The man's second question almost didn't compute in his brain. “Are you fucking kidding?”

“I've seen other men, good men, spend their lives chasing ghosts to clear their name at the expense of having a life in the present. You have Rachel. She should be enough without killing the man who put you in jail.”

Declan’s real reason for this lecture crystallized, and he didn’t know which to feel first, shame or fury. “You think I'd have Jay Grant killed?”

Declan strode forward, and for one flash he saw the man as he might have been twenty years ago before his prison-induced leg injury. Sure-footed, hardened jaw, eyes that didn't twitch when drilling a hole in you. “Would you?”

A man with innocent thoughts would scoff at such a question.
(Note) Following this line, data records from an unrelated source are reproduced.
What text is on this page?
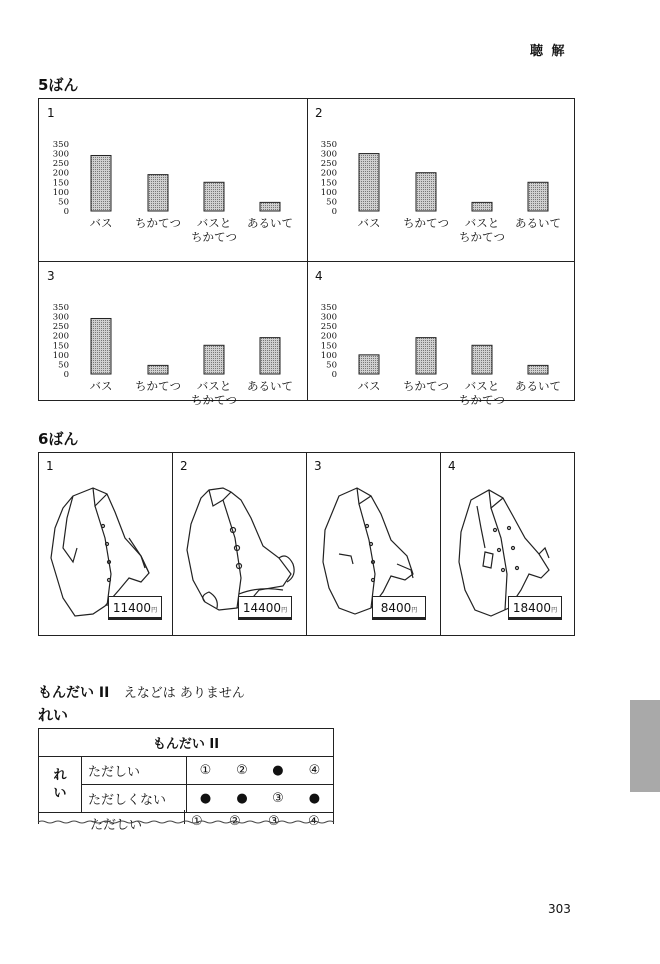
聴 解
5ばん
1
350
300
250
200
150
100
50
0
バス ちかてつ バスと
ちかてつ
あるいて
2
350
300
250
200
150
100
50
0
バス ちかてつ バスと
ちかてつ
あるいて
3
350
300
250
200
150
100
50
0
バス ちかてつ バスと
ちかてつ
あるいて
4
350
300
250
200
150
100
50
0
バス ちかてつ バスと
ちかてつ
あるいて
6ばん
1	2	3	4
11400円	14400円	8400円	18400円
もんだい II えなどは ありません
れい
もんだい II					
れ
い	ただしい	①	②	●	④
	ただしくない	●	●	③	●
ただしい	① ② ③ ④
303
Truth was, he definitely had enough anger to do something stupid like that—and had contemplated it for one hot minute. He wouldn't, though, because of Rachel. That woman made him do a lot of things he never thought he would.

Declan shifted on his feet, those glacial eyes boring into him. “I'm going to give you some advice. Hear it or not. Nothing good comes out of reuniting with family that doesn't give a shit about you. Instead of revenge, help her move on.”

Trick stilled, but a cynical scoff escaped his throat. Of course, she was going to move on. She also needed time to settle into a new life and a new reality. While he'd never practice law or work for an investment firm—he'd lost his taste for that world— there was no reason why she couldn't fulfill her dreams of college, a family they'd create together. If that was even a dream of theirs anymore. He drew in a breath. “I won't do anything to undermine Rachel's future or Shakedown. You have my word.”

“Not what I asked.”

“I know. But that's the best promise I can make.” He would find the man who interrupted their lives so spectacularly. No one could expect him to stop that quest and still be a man.

Declan simply nodded once, and that step-thump of his cane grew distant as he disappeared inside.

 

 

18

 

 

Drumbeats thundered through the club. A hand rose to catch Rachel's attention, and she scooted low so as not to block the view of the stage. She took the man's drink order and turned to see the man with the ice-blue eyes staring directly at her. He lifted his empty tumbler in a refill request. Straight vodka—no ice, no lemon twist, just like the last two nights. He sat alone, still, his eyes trained on the stage most of the time. She nodded once and headed back to the bar.

This was her life now.

Her feet were constantly pinched inside high heels as she tried not to stumble on the dark steps leading to and from the bar. She sat in the dancer's dressing room on her breaks. Trick pulled her into the back storeroom and bent her over old barrels in a musty warehouse during her breaks—or over his desk in his office, or on his oriental carpet, or even once against the door again. Trick dropped her off at her apartment every night. He didn't ask to take her to his place, and she didn't question it. They needed time to adjust even though they could barely keep their hands off one another. It helped a little—that familiar, physical lust blinding her to anything, forcing her into the moment.

Then he’d go back to his office, and she’d go back onto the floor.

Her therapist said she should take things slowly with Trick. However, barring the stop sign exercise, she had never been good at taking her therapist's advice.

Trick still looked for Jay, and she was glad. She just couldn’t be a part of it right now. She was barely holding it together. Everything spun around her, not quite touching her on the inside, her life remaining in a curious state of limbo despite Jay's betrayal growing a little more clear in her mind each day.